Ihre zweite Zusatzfrage stellt die Kollegin Modder von der SPD-Fraktion.

Herr Minister, Sie haben darauf hingewiesen, dass es in diesen Gegenden zu Strukturveränderungen kommen muss und Sie dort beratend und begleitend zur Seite stehen. Einem Bericht in der Nordsee-Zeitung entnehme ich, dass ein Ministeriumsvertreter in der Samtgemeinde Hagen diesen Weg „mit Nachdruck“ - so heißt es in dem Artikel - aufgezeigt hat. Er hat seine Aussage mit einem Angebot des Landes verbunden, 75 % der Haushaltsfehlbeträge zu übernehmen. Gilt das für alle fusionswilligen Kommunen?

Herr Minister Schünemann!

Der Vertreter der Kommunalaufsicht hat aus dem Bedarfszuweisungserlass zitiert, in dem das so steht. Wir haben das in einem Fall auch entsprechend dargelegt. Das wurde mit den kommunalen Spitzenverbänden besprochen. Es handelt sich hier einfach nur um ein Zitat aus dem Erlass.

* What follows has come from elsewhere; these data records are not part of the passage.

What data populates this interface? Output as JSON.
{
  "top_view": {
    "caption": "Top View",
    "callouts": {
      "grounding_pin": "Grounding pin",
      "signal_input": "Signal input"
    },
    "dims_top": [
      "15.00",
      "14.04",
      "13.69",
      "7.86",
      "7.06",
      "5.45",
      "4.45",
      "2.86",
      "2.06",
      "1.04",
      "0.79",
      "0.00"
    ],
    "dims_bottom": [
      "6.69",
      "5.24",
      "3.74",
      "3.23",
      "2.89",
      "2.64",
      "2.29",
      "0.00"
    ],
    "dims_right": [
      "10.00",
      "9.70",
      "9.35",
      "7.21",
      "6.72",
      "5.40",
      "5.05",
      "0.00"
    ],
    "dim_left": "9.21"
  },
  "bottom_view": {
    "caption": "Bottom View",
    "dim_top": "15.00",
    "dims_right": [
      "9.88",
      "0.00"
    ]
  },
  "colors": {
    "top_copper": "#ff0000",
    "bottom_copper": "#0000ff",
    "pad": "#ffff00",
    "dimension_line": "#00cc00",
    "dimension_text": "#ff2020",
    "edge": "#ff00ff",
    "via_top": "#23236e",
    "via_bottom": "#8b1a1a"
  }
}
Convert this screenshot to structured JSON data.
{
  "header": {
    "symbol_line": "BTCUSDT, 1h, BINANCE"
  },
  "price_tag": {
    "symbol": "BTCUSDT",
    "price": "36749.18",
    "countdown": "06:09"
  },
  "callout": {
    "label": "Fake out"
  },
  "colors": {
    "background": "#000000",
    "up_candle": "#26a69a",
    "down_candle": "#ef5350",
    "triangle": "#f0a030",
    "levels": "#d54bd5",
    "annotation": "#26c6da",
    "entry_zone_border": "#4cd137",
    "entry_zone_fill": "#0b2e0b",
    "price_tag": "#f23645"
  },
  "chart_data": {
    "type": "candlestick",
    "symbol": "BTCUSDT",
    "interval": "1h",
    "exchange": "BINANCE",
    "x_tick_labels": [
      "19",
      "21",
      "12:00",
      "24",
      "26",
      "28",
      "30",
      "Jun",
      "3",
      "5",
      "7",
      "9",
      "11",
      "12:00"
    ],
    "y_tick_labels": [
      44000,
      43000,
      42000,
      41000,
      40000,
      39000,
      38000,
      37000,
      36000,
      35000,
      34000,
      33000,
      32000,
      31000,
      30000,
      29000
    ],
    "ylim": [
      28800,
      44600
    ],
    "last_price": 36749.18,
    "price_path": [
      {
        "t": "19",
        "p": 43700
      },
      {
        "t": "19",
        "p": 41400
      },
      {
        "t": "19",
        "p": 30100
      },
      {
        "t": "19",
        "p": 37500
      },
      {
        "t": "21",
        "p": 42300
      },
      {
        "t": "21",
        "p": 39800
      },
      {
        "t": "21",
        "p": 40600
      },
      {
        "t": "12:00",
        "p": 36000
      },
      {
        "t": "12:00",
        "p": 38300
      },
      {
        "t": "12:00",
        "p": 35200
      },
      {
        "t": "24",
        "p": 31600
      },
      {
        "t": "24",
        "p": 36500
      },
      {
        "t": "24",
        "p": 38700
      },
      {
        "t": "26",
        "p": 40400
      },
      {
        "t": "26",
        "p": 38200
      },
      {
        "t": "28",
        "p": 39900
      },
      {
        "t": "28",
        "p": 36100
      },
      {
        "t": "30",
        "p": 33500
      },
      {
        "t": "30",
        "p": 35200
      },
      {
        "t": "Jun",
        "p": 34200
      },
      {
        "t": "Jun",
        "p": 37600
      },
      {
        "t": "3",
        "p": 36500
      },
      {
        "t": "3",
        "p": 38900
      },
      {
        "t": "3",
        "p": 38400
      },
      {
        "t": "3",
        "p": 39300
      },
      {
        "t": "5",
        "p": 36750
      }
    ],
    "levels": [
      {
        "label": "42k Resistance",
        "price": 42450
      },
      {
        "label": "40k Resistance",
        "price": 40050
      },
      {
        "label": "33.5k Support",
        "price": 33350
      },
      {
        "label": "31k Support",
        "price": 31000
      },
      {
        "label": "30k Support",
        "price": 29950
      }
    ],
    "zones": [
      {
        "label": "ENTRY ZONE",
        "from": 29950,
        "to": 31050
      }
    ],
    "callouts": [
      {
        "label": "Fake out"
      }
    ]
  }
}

Eine weitere Zusatzfrage stellt der Abgeordnete Herzog von der Fraktion DIE LINKE.

Herr Minister, zur Haushaltskonsolidierung gibt es ja außer Fusionen auch noch andere Möglichkeiten wie kommunale Zusammenarbeit, Verwaltungsgemeinschaften etc. Was tut das Land, um die offenen Rechtsfragen im Bereich Vergaberecht und Umsatzsteuer so zu klären, dass die Kommunen an dieser Stelle auch wirklich weiterkommen?

Herr Minister Schünemann!

Herr Präsident! Meine Damen und Herren! Ich freue mich sehr, dass Sie auf die weitreichende Unterstützung der Kommunen im Bereich der interkommunalen Zusammenarbeit zu sprechen kommen. Wir haben dort seit drei Jahren einen sehr erfolgreichen Prozess in Gang gesetzt. Im gesamten Land gibt es nicht nur sehr viele Projekte, sondern sogar schon Umsetzungen. Wir haben eine Datenbank aufgebaut, aus der ersichtlich wird, was im ganzen Land schon passiert ist. Wir führen über die Regierungsvertretungen regelmäßig Veranstaltungen durch. In diesen Tagen finden wieder Beratungsgespräche mit der kommunalen Ebene statt. Das ist auf jeden Fall schon ein Erfolgsmodell.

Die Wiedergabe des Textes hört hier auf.